Section I. L’intégration implicite des collectivités territoriales à l’expression du pouvoir originaire dans l’État : l’acceptation progressive de la différenciation verticale du pouvoir

Le pouvoir de suffrage « par lequel le corps électoral exerce les fonctions qui lui sont dévolues par la Constitution » 595 est à l’origine des organes constitués politiques, dans lesquels il « fait entrer […] toute la puissance de désir du corps électoral » 596 . « Organe correspondant au nombre, à la masse, au pouvoir majoritaire, expression plus ou moins valable du peuple : cet organe est chargé d’une fonction constitutionnelle à contenu variable dont les éléments essentiels consistent dans la désignation de certains organes publics ou, encore, dans l’approbation de certaines décisions politiques » 597 . Il constitue ainsi un fondement commun aux organes d’État et aux structures territoriales, qui connaissent de façon identique, depuis la législation révolutionnaire jusqu’aux développements les plus récents, une origine élective, qui les inscrit dans le champ de la démocratie politique. Cette inscription – identification est, par ailleurs, renforcée par le fait que les collectivités territoriales servent également de cadres aux élections législatives nationales. Il existe donc un double lien organique (le corps électoral) et fonctionnel (le cadre territorial) qui permet le rapprochement entre le pouvoir exprimé territorialement et celui qui l’est au niveau de l’État.

Ces fondements, mis en lumière par la volonté de la Constituante de traiter simultanément des questions de la représentation et de l’administration, ne trouvent pas de consécration juridique dans la législation révolutionnaire. Ce n’est qu’avec la loi TRÉVENEUC (1872), qui organise la substitution des conseils généraux à une Assemblée nationale défaillante, que se trouve agencée une véritable expression verticale du pouvoir, reposant sur le postulat (implicite) de l’identité, ou à tout le moins, de la continuité du pouvoir exprimé aux différents échelons territoriaux (Paragraphe 1.).

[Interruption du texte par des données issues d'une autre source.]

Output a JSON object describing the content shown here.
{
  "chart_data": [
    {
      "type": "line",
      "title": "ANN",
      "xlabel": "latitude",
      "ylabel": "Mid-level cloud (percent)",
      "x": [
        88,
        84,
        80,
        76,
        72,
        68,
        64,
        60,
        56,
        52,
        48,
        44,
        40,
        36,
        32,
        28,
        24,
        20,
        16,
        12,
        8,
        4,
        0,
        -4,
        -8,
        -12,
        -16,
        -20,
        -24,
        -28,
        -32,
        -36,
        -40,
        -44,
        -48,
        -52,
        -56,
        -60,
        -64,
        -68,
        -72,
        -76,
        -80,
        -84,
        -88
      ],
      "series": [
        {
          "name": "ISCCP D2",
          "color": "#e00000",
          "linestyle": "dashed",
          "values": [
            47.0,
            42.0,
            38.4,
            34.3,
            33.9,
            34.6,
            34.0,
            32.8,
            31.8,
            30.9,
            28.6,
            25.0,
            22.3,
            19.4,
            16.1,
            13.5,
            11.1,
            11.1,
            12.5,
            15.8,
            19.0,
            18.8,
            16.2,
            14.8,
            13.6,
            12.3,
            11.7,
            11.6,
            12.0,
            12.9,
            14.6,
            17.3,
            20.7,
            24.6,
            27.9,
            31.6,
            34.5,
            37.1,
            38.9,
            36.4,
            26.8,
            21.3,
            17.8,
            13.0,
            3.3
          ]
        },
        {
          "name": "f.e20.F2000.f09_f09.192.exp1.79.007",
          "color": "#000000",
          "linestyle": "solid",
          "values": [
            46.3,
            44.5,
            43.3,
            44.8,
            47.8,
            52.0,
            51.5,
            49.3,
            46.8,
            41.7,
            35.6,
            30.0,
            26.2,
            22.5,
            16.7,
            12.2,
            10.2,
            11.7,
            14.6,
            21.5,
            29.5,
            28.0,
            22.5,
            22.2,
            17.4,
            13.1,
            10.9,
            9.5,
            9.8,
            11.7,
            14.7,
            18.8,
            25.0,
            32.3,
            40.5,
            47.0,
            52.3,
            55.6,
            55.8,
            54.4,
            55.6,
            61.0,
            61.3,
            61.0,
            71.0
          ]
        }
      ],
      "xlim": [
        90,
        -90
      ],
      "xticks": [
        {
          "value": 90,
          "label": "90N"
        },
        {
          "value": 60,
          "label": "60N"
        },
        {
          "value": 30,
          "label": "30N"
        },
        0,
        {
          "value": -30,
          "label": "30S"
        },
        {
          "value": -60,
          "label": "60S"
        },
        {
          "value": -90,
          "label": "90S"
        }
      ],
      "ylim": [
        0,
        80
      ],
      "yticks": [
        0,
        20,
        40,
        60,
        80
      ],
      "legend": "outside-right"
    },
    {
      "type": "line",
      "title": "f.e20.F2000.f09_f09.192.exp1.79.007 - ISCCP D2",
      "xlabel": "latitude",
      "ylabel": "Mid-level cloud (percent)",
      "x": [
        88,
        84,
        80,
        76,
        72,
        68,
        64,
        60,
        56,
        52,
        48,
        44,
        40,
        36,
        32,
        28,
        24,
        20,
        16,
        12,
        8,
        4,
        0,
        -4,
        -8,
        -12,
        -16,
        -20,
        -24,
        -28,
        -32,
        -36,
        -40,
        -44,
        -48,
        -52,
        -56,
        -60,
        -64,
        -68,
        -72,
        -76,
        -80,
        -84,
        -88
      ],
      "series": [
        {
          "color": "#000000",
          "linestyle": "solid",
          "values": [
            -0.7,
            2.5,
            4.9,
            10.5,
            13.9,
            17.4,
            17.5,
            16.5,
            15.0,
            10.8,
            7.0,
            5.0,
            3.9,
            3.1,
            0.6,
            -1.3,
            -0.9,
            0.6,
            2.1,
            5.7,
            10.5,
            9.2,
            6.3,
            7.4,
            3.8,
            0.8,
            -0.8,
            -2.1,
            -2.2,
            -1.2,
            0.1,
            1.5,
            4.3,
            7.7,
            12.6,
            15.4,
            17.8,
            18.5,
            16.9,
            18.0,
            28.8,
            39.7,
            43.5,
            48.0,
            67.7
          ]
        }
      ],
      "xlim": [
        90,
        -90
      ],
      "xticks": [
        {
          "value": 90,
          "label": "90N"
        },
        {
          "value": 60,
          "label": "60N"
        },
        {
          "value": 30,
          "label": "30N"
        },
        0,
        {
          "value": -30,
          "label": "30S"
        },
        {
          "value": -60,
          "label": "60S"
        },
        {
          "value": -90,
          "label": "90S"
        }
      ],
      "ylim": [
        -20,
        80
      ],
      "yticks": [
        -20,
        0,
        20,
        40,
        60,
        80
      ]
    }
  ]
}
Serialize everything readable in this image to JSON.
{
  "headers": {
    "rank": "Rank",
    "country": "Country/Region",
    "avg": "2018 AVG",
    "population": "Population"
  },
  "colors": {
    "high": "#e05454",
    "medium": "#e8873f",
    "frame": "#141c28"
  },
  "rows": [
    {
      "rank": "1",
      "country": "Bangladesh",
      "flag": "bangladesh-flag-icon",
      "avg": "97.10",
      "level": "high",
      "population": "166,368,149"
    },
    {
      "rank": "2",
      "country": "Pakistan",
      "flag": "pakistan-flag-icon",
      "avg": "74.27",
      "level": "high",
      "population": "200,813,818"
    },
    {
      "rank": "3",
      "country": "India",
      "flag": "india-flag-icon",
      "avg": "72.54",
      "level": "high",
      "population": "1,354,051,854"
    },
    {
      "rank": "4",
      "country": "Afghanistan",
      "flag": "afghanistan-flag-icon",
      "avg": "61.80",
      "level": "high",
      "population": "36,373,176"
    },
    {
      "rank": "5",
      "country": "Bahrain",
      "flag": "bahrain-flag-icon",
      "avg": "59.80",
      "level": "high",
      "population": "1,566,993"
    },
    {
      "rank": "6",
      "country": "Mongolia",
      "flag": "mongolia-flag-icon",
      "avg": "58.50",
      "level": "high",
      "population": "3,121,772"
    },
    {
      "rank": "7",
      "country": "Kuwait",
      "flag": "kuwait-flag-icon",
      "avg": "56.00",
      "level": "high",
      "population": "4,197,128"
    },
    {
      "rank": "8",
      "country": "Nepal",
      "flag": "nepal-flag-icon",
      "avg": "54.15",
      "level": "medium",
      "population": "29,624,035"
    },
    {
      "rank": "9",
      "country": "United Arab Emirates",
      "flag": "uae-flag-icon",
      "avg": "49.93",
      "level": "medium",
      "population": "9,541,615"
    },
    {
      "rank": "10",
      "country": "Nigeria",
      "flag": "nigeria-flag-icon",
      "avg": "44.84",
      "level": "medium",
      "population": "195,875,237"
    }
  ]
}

Les analyses doctrinales proposant une réflexion générale sur l’organisation du pouvoir dans l’État à travers le rattachement explicite de la décentralisation à la souveraineté sont rares. Cela revient en effet à envisager l’inscription (possible) des collectivités territoriales dans le champ politique, ce que la doctrine publiciste française se refuse à faire. HAURIOU sera ainsi un des seuls à tenter cette démarche, qu’il fonde sur la différence entre régime administratif et régime constitutionnel. Il estime alors que la décentralisation, en ce qu’elle vise à rendre à la Nation sa liberté politique, relève du second ; ce qui justifie le rapprochement opéré entre souveraineté et décentralisation. La décentralisation, notion duale, ne peut toutefois être complètement coupée du régime administratif. Le Doyen de Toulouse tente alors une articulation difficile entre des exigences contradictoires, qu’il ne parvient pas à concilier. La rupture envisagée ne peut donc être menée à son terme, HAURIOU se rattachant in fine à la conception classique. Bien que théoriquement cadres politiques, les collectivités territoriales demeurent in concreto des structures administratives (Paragraphe 2.).

Notes
595.

AUBY (J.-M.), « La théorie du pouvoir de suffrage en droit constitutionnel français », Politique, 1958, p. 293.

596.

HAURIOU (M.), Principes de droit public…, 2e éd., op. cit., p. 703, cité in AUBY (J.-M.), « La théorie du pouvoir de suffrage…», op. cit., p. 305.

597.

AUBY (J.-M.), « La théorie du pouvoir de suffrage… », op. cit., p. 304.